Luke is teaching about a way of living. Ultimately he is speaking of a culture. With Jesus’ teaching there is a new “culture of God” emerging in the world, a culture that stands opposed to the culture of society in which the disciples were living and in which we live.
Luke’s community of Christians had a lot of rich people. They were well fed. For the most part they did not worry where they would lay their head at night or where their next meal might come from. Luke is passing judgment and at the same time throwing down the same gauntlet that Christ threw down. For the disciples, being “rich” was viewed as being an outward sign that a person was blessed or favored by God. Being poor was a sign of being outside God’s family. Luke, in speaking for Christ, reverses this notion. We need to starting living within God’s culture.

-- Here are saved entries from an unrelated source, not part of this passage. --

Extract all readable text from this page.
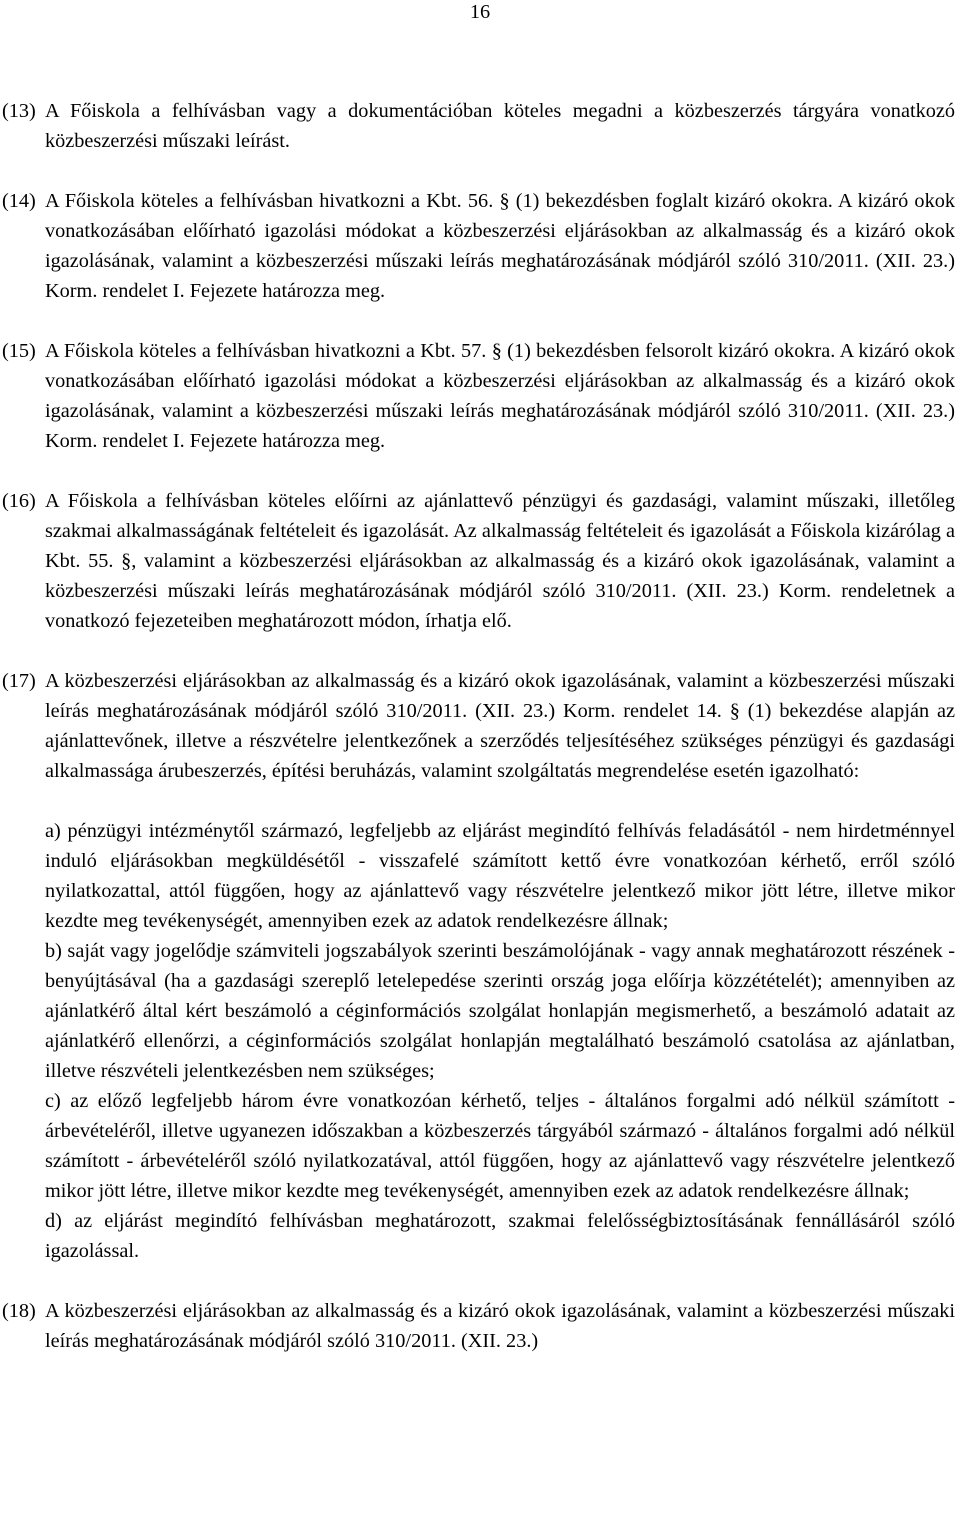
16
(13) A Főiskola a felhívásban vagy a dokumentációban köteles megadni a közbeszerzés tárgyára vonatkozó közbeszerzési műszaki leírást.
(14) A Főiskola köteles a felhívásban hivatkozni a Kbt. 56. § (1) bekezdésben foglalt kizáró okokra. A kizáró okok vonatkozásában előírható igazolási módokat a közbeszerzési eljárásokban az alkalmasság és a kizáró okok igazolásának, valamint a közbeszerzési műszaki leírás meghatározásának módjáról szóló 310/2011. (XII. 23.) Korm. rendelet I. Fejezete határozza meg.
(15) A Főiskola köteles a felhívásban hivatkozni a Kbt. 57. § (1) bekezdésben felsorolt kizáró okokra. A kizáró okok vonatkozásában előírható igazolási módokat a közbeszerzési eljárásokban az alkalmasság és a kizáró okok igazolásának, valamint a közbeszerzési műszaki leírás meghatározásának módjáról szóló 310/2011. (XII. 23.) Korm. rendelet I. Fejezete határozza meg.
(16) A Főiskola a felhívásban köteles előírni az ajánlattevő pénzügyi és gazdasági, valamint műszaki, illetőleg szakmai alkalmasságának feltételeit és igazolását. Az alkalmasság feltételeit és igazolását a Főiskola kizárólag a Kbt. 55. §, valamint a közbeszerzési eljárásokban az alkalmasság és a kizáró okok igazolásának, valamint a közbeszerzési műszaki leírás meghatározásának módjáról szóló 310/2011. (XII. 23.) Korm. rendeletnek a vonatkozó fejezeteiben meghatározott módon, írhatja elő.
(17) A közbeszerzési eljárásokban az alkalmasság és a kizáró okok igazolásának, valamint a közbeszerzési műszaki leírás meghatározásának módjáról szóló 310/2011. (XII. 23.) Korm. rendelet 14. § (1) bekezdése alapján az ajánlattevőnek, illetve a részvételre jelentkezőnek a szerződés teljesítéséhez szükséges pénzügyi és gazdasági alkalmassága árubeszerzés, építési beruházás, valamint szolgáltatás megrendelése esetén igazolható:
a) pénzügyi intézménytől származó, legfeljebb az eljárást megindító felhívás feladásától - nem hirdetménnyel induló eljárásokban megküldésétől - visszafelé számított kettő évre vonatkozóan kérhető, erről szóló nyilatkozattal, attól függően, hogy az ajánlattevő vagy részvételre jelentkező mikor jött létre, illetve mikor kezdte meg tevékenységét, amennyiben ezek az adatok rendelkezésre állnak;
b) saját vagy jogelődje számviteli jogszabályok szerinti beszámolójának - vagy annak meghatározott részének - benyújtásával (ha a gazdasági szereplő letelepedése szerinti ország joga előírja közzétételét); amennyiben az ajánlatkérő által kért beszámoló a céginformációs szolgálat honlapján megismerhető, a beszámoló adatait az ajánlatkérő ellenőrzi, a céginformációs szolgálat honlapján megtalálható beszámoló csatolása az ajánlatban, illetve részvételi jelentkezésben nem szükséges;
c) az előző legfeljebb három évre vonatkozóan kérhető, teljes - általános forgalmi adó nélkül számított - árbevételéről, illetve ugyanezen időszakban a közbeszerzés tárgyából származó - általános forgalmi adó nélkül számított - árbevételéről szóló nyilatkozatával, attól függően, hogy az ajánlattevő vagy részvételre jelentkező mikor jött létre, illetve mikor kezdte meg tevékenységét, amennyiben ezek az adatok rendelkezésre állnak;
d) az eljárást megindító felhívásban meghatározott, szakmai felelősségbiztosításának fennállásáról szóló igazolással.
(18) A közbeszerzési eljárásokban az alkalmasság és a kizáró okok igazolásának, valamint a közbeszerzési műszaki leírás meghatározásának módjáról szóló 310/2011. (XII. 23.)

Maybe this will help us toward the culture of God. In our culture, the poor serve the rich. In God’s kingdom, the rich work for the poor. To be rich is to be blessed, but it is to be blessed for a purpose, a vocation. To be rich is to be put into a position by God to help and serve the poor.
Therefore our reward will not be recognition, it is knowing that we have pleased God. This Lent, our focus can be “How do I enter the culture of God?”